All of this does not explain how MALA handles reproducibility. Write hundreds of lines of parameter statement in each python script is not exactly maintainable.
Therefore MALA provides a .json interface.

In [6]:
parameters.save("mala_parameters_01.json")
new_parameters = mala.Parameters.load_from_file("mala_parameters_01.json")
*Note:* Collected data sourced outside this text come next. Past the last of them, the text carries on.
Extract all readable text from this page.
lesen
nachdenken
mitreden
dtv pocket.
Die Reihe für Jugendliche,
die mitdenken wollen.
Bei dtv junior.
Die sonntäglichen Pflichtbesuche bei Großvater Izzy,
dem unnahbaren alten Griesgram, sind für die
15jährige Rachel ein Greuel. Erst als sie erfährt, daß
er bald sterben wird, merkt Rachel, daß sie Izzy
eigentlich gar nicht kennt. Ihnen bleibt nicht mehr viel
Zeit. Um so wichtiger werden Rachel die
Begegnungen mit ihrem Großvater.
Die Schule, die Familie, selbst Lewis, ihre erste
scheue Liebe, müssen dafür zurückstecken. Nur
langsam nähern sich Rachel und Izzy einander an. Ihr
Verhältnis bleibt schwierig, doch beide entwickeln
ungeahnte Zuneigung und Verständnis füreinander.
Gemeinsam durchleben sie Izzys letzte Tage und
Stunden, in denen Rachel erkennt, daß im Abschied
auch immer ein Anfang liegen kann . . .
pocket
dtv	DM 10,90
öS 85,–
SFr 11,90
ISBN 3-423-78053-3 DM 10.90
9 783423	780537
Have a look at the .json file that was just created. You will see that it is structured in the same ways as the python object, allowing fast access. You will see some parameters that are not dicussed here since they exceed the scope of this tutorial. For a first excercise, try to modify parameters both in python and in json and see whether loading will recover those changes. The comment and manual seed are good first examples for this.

In [10]:
# Set a comment
parameters.comment = "My first parameters."

# Save.
parameters.save("mala_parameters_01.json")

In [12]:
# Edit something in the file (e.g. the manual_seed) and reload.
parameters = mala.Parameters.load_from_file("mala_parameters_01.json")
parameters.show()

---     All parameter MALA needs to perform its various tasks. ---
comment        : My first parameters.
manual_seed    : 1234
use_gpu        : False
device         : cpu
use_horovod    : False
use_mpi        : False
verbosity      : 1
openpmd_configuration: {}
openpmd_granularity: 1
---     Parameters necessary for constructing a neural network. ---
	nn_type        : feed-forward
	layer_sizes    : [10, 10, 10]
	layer_activations: ['Sigmoid']
	loss_function_type: mse
	num_hidden_layers: 1
	no_hidden_state: False
	bidirection    : False
	dropout        : 0.1
	num_heads      : 10
---     Parameters necessary for calculating/parsing input descriptors. ---
	descriptor_type: Bispectrum
	lammps_compute_file: 
	descriptors_contain_xyz: True
	use_z_splitting: True
	number_y_planes: 0
	bispectrum_twojmax: 10
	rcutfac        : 4.67637
	atomic_density_cutoff: 4.67637
	snap_switchflag: 1
	use_atomic_density_energy_formula: False
	atomic_density_sigma: None
---     Parameters necessary for calculat

For extended experiments, it is very useful to operate with such input files and only use the in-python parameter editing when absolutely necessary. Further, concluded experiments can be saved in this way for future reference.
In the following, we will use a combination of both approaches for the sake of transparency.